Он присел на скамейку, с которой только что поднялись худая и высокая девушка в больничном халате и парень в истертых и вылинявших джинсах. Они, обнявшись, пошли по дорожке к проходной, туда, где скрылся Михаил, и Иван Иванович так же, как и сына, провожал их взглядом, пока они не скрылись.

«Сколько расплескано в мире горя, — думал он. — Чем больна эта девушка? Ведь только начинает жить, и такое серое, землистое лицо!» И опять мысли вернулись к Наташе. Какое безжизненное лицо было у нее в ту страшную ночь, когда из дому убежал Антон! Как оно испугало его. Поможет ли ей это лечение? И что скрывается за словами сына: «Плохо с Наташей»? Видно, опять не сдержалась и был скандал или, наоборот, сначала был скандал, а потом она не сдержалась… Результат один: с Наташей плохо. Плохо не только ей, плохо всем, кто рядом, и прежде всего Антону. Как же он там? Если уж и Михаил говорит, что его надо изолировать от матери, значит, у них дела действительно плохи.

Он смотрел на буйно разросшийся кустарник бузины, отцветшую сирень, ряд стройных тополей, за которыми скрылась молодая пара, а сам был там, дома, куда уже добрался Михаил. Сын обещал поехать из больницы к матери, где был Антон. Туда же должна подойти и Наташа. Завтра суббота, и они решили взять Антона из лагеря на два выходных дня домой. Видно, сейчас они собираются садиться за стол. Без ужина мать их не отпустит. Как бы ни вздорили Маша с невесткой, а все равно за стол садятся. Иван Иванович увидел и себя за этим столом. Он проходит на свое место, в торце стола. Антон пододвигает его кресло, потом бежит на кухню и кричит бабушке и матери:

— А вы забыли дедушкину вилку!
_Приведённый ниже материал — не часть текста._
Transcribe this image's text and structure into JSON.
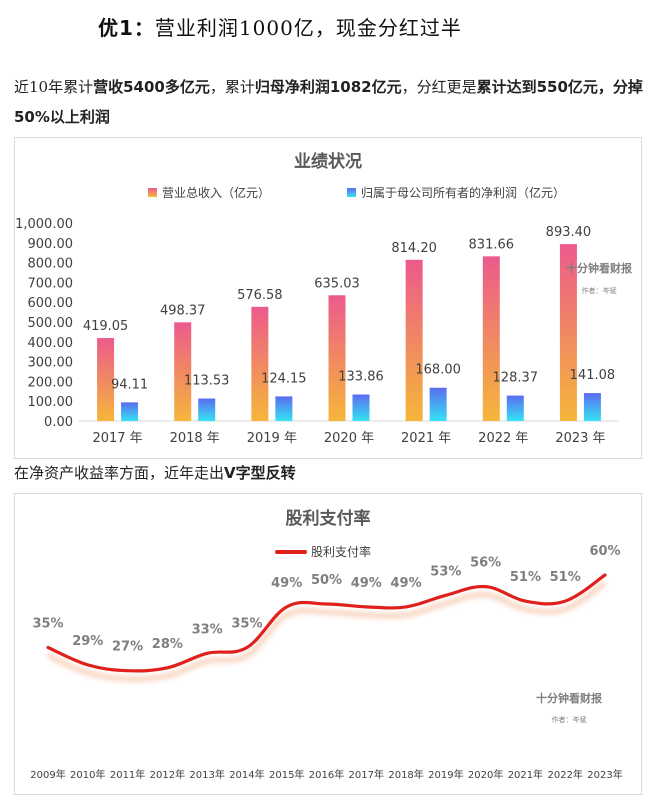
{
  "heading": {
    "prefix": "优1：",
    "text": "营业利润1000亿，现金分红过半"
  },
  "intro": {
    "p1": "近10年累计",
    "b1": "营收5400多亿元",
    "p2": "，累计",
    "b2": "归母净利润1082亿元",
    "p3": "，分红更是",
    "b3": "累计达到550亿元，分掉50%以上利润"
  },
  "mid_text": {
    "p1": "在净资产收益率方面，近年走出",
    "b1": "V字型反转"
  },
  "chart_data": [
    {
      "type": "bar",
      "title": "业绩状况",
      "categories": [
        "2017 年",
        "2018 年",
        "2019 年",
        "2020 年",
        "2021 年",
        "2022 年",
        "2023 年"
      ],
      "series": [
        {
          "name": "营业总收入（亿元）",
          "values": [
            419.05,
            498.37,
            576.58,
            635.03,
            814.2,
            831.66,
            893.4
          ],
          "labels": [
            "419.05",
            "498.37",
            "576.58",
            "635.03",
            "814.20",
            "831.66",
            "893.40"
          ],
          "color_top": "#ec5a8c",
          "color_bottom": "#f5b63a"
        },
        {
          "name": "归属于母公司所有者的净利润（亿元）",
          "values": [
            94.11,
            113.53,
            124.15,
            133.86,
            168.0,
            128.37,
            141.08
          ],
          "labels": [
            "94.11",
            "113.53",
            "124.15",
            "133.86",
            "168.00",
            "128.37",
            "141.08"
          ],
          "color_top": "#5b6cf0",
          "color_bottom": "#35e3f3"
        }
      ],
      "ylim": [
        0,
        1000
      ],
      "yticks": [
        "0.00",
        "100.00",
        "200.00",
        "300.00",
        "400.00",
        "500.00",
        "600.00",
        "700.00",
        "800.00",
        "900.00",
        "1,000.00"
      ],
      "legend_position": "top",
      "watermark": {
        "main": "十分钟看财报",
        "sub": "作者：岑斌"
      }
    },
    {
      "type": "line",
      "title": "股利支付率",
      "series": [
        {
          "name": "股利支付率",
          "values": [
            35,
            29,
            27,
            28,
            33,
            35,
            49,
            50,
            49,
            49,
            53,
            56,
            51,
            51,
            60
          ],
          "color": "#e0201b"
        }
      ],
      "categories": [
        "2009年",
        "2010年",
        "2011年",
        "2012年",
        "2013年",
        "2014年",
        "2015年",
        "2016年",
        "2017年",
        "2018年",
        "2019年",
        "2020年",
        "2021年",
        "2022年",
        "2023年"
      ],
      "labels": [
        "35%",
        "29%",
        "27%",
        "28%",
        "33%",
        "35%",
        "49%",
        "50%",
        "49%",
        "49%",
        "53%",
        "56%",
        "51%",
        "51%",
        "60%"
      ],
      "ylim": [
        0,
        70
      ],
      "legend_position": "top",
      "watermark": {
        "main": "十分钟看财报",
        "sub": "作者：岑斌"
      }
    }
  ]
}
Забыли! — И, выхватив из ящика стола дедову вилку, мчится в гостиную.

Иван Иванович так размечтался, что не заметил, как рядом с ним оказался Юрий Николаевич. Он шел на дежурство и, увидев своего больного, свернул к нему.

— Вы чего же режим нарушаете, Иван Иванович? — И он поставил на скамейку свой объемистый портфель. — Все на ужине, а вы?

— Мне сын столько сейчас приволок, — виновато поднялся с места Иванов, — что за пять ужинов не съесть. К тому же я собирался у вас на завтра подорожную просить. — Глаза его сузились и прямо смотрели на доктора.

— Погодите, Иван Иванович, вам ведь только с сегодняшнего дня разрешены прогулки. Какая же подорожная?

— А я, Юрий Николаевич, гуляю давно, чувствую себя хорошо. Чего улыбаетесь? Действительно, превосходно. Могу даже пробежаться по этой дорожке. — И он шутливо изобразил спортсмена, становящегося на старт перед бегом.

— Чувствуете себя превосходно, — продолжал улыбаться доктор, — как тот бедолага первые шесть месяцев после бани. Знаете такой анекдот?

— Нет, но все равно смешно, раз первые шесть месяцев после бани можно себя чувствовать превосходно. А на подорожную есть и другие причины. Только вы, Юрий Николаевич, проведите меня мимо сердитой привратницы, и я вам расскажу про них. Старушка сейчас будет на меня кричать, а я женского крика не выношу.

Они уже шли к зданию больницы, и Иван Иванович рассказывал доктору о своем разговоре с сыном про невестку.

— Беда-то какая, беда, — приговаривал Иванов, — что же делать, Юрий Николаевич, что? Скажите? — А тот молча смотрел себе под ноги, будто больше всего сейчас был озабочен тем, куда ему ступить.

— Вы, Иван Иванович, самый лучший больной за все двадцать лет моей работы, если только так можно говорить о больных. Вы самый благодарный читатель, и видите, — он указал глазами на свой раздутый портфель, — я вам несу еще кой-какие книжицы. Как, же я с вами расстанусь до срока?